How to use this tool
- Enter initial pressure p₁, initial volume v₁, initial temperature t₁, final pressure p₂, final volume v₂ and final temperature t₂ in the fields above.
- Results update instantly as you type — or click Calculate.
- Read your final pressure p₂ and the full breakdown beneath it.
The combined gas law combines Boyle's and Charles's laws: P₁V₁/T₁ = P₂V₂/T₂. It describes how a fixed amount of gas changes when pressure, volume and temperature all vary. Always use Kelvin for temperature.
Formula
P1V1 ÷ T1 = P2V2 ÷ T2
Rearranged to solve for each unknown:
P2 = P1V1T2 ÷ (T1V2) | V2 = P1V1T2 ÷ (T1P2) | T2 = P2V2T1 ÷ (P1V1)
How it works
The combined gas law merges Boyle's Law (P ∝ 1/V at constant T), Charles's Law (V ∝ T at constant P), and Gay-Lussac's Law (P ∝ T at constant V) into one equation relating the initial and final states of a fixed amount of ideal gas. Enter five of the six variables (pressure in Pa, volume in m³, temperature in K) and set the unknown to zero to find it.
The law applies to ideal gases only; real gases deviate at high pressures and low temperatures. Temperatures must be in Kelvin (absolute scale) — using Celsius will produce incorrect results.
Worked example
Worked example — find final volume
- Initial state: P1 = 101,325 Pa, V1 = 0.001 m³, T1 = 273.15 K.
- Final state: P2 = 202,650 Pa (pressure doubled), T2 = 273.15 K (same temperature); V2 unknown.
- V2 = P1V1T2 ÷ (T1P2) = (101,325 × 0.001 × 273.15) ÷ (273.15 × 202,650).
- V2 = 101,325 ÷ 202,650 × 0.001 = 0.0005 m³.

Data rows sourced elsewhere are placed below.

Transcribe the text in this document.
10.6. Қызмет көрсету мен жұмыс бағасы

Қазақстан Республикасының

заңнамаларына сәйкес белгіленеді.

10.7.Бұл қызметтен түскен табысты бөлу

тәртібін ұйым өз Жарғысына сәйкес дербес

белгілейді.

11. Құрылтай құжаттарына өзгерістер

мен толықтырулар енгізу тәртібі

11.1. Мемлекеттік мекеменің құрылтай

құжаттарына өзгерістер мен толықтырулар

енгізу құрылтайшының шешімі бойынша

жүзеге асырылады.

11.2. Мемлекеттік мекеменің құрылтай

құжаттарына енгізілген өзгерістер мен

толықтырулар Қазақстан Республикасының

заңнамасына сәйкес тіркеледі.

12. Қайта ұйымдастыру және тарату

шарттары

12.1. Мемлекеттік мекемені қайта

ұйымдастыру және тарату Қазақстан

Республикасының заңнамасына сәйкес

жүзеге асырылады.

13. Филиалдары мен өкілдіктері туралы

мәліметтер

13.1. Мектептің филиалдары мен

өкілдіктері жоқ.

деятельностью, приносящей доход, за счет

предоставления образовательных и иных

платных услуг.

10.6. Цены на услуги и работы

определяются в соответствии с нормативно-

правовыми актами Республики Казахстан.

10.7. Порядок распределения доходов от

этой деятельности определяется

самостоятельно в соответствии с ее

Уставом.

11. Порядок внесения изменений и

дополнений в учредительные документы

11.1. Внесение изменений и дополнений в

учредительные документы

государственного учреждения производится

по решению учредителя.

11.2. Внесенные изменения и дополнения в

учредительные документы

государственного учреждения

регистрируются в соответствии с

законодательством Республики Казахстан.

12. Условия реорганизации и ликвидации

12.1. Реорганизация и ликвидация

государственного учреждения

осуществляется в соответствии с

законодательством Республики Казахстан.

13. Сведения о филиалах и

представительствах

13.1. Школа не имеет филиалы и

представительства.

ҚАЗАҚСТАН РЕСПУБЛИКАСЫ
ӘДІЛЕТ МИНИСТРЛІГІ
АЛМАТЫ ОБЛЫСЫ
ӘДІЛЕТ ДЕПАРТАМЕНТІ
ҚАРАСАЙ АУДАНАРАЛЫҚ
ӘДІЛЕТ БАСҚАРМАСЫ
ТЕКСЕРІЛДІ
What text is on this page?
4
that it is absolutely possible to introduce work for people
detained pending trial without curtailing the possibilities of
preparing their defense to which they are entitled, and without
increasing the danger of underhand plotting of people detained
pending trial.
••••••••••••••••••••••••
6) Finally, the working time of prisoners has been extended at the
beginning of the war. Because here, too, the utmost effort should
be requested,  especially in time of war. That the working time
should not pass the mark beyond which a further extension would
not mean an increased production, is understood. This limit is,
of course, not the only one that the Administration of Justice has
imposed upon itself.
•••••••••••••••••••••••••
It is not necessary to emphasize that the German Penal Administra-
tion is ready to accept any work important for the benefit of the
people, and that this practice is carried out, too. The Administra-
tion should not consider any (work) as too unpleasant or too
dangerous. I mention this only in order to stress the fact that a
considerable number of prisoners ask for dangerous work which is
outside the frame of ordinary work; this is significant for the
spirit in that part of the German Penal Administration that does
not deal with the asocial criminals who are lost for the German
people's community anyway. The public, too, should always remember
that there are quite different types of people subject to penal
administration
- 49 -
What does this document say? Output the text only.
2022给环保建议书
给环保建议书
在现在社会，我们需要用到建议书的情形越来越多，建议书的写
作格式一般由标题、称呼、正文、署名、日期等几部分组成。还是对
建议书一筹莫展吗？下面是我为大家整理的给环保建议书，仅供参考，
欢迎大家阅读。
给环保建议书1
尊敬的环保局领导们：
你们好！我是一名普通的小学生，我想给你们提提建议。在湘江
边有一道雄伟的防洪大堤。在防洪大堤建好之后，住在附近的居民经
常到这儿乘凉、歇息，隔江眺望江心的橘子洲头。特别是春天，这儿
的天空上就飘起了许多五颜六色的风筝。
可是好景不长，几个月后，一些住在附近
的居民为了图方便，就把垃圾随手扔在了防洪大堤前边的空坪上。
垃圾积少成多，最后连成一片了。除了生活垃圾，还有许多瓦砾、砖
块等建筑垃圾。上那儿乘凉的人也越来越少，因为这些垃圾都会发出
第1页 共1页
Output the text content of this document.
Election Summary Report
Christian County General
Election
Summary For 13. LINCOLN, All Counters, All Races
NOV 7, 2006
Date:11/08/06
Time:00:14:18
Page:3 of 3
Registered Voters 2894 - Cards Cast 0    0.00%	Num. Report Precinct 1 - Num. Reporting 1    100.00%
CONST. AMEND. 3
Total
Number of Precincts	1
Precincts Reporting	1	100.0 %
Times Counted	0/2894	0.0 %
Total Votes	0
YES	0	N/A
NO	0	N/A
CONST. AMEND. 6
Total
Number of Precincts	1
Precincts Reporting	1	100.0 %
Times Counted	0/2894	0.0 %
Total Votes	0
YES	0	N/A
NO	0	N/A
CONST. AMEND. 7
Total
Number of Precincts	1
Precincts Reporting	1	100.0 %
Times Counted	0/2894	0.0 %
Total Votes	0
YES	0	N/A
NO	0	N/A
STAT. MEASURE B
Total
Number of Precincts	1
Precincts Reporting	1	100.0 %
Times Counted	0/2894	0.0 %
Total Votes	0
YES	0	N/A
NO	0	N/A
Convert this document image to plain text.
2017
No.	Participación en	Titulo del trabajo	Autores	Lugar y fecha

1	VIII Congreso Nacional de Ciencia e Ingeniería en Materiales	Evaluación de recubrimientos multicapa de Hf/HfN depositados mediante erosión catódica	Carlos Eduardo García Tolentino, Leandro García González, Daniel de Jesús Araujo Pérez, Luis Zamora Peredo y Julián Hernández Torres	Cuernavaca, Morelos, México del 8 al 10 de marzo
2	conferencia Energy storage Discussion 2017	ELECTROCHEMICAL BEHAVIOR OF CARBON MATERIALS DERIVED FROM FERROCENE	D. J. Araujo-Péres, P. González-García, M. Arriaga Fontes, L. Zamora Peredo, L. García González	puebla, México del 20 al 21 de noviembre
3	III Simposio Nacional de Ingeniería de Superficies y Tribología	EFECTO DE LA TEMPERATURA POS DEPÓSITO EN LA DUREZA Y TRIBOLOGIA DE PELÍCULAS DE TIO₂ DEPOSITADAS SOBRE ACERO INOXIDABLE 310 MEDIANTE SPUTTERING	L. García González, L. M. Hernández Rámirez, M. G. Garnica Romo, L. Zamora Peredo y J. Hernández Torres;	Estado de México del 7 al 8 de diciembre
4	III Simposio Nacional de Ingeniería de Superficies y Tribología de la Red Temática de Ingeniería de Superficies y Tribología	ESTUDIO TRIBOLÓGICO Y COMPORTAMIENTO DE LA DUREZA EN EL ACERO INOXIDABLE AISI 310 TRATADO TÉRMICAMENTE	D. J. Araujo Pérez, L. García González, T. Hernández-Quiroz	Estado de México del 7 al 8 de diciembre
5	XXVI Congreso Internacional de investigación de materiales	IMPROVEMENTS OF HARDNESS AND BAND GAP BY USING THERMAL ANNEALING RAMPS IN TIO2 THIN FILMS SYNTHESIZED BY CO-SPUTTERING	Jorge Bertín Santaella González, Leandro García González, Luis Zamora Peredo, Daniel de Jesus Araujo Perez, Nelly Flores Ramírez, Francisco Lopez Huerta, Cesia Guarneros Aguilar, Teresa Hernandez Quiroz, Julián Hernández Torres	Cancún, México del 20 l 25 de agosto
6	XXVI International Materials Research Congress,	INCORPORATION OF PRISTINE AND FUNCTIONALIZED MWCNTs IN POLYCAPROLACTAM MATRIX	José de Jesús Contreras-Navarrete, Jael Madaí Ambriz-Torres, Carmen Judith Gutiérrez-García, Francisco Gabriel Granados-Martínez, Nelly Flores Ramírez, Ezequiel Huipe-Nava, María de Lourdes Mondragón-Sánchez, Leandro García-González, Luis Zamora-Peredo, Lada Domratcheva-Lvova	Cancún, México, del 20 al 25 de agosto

Final volume V2 = 0.0005 m³ — doubling the pressure at constant temperature halves the volume (Boyle's Law).
Key terms
- Combined gas law
- An equation relating pressure, volume, and absolute temperature of a fixed amount of gas between two states: P1V1/T1 = P2V2/T2.
- Ideal gas
- A theoretical gas whose molecules occupy no volume and have no intermolecular forces; real gases approximate ideal behaviour at low pressure and high temperature.
- Kelvin (K)
- The absolute temperature scale; 0 K is absolute zero. Required by gas law equations because 0°C is not the absence of thermal energy.
- Boyle's Law
- At constant temperature, pressure and volume are inversely proportional: P1V1 = P2V2.
- Charles's Law
- At constant pressure, volume is directly proportional to absolute temperature: V1/T1 = V2/T2.
Frequently asked questions
- How is this different from the ideal gas law?
- The combined gas law relates two states of the same gas sample without needing to know the moles or R. The ideal gas law (PV=nRT) gives absolute values.
- What is Boyle's Law?
- Boyle's law is the special case where T is constant: P₁V₁ = P₂V₂.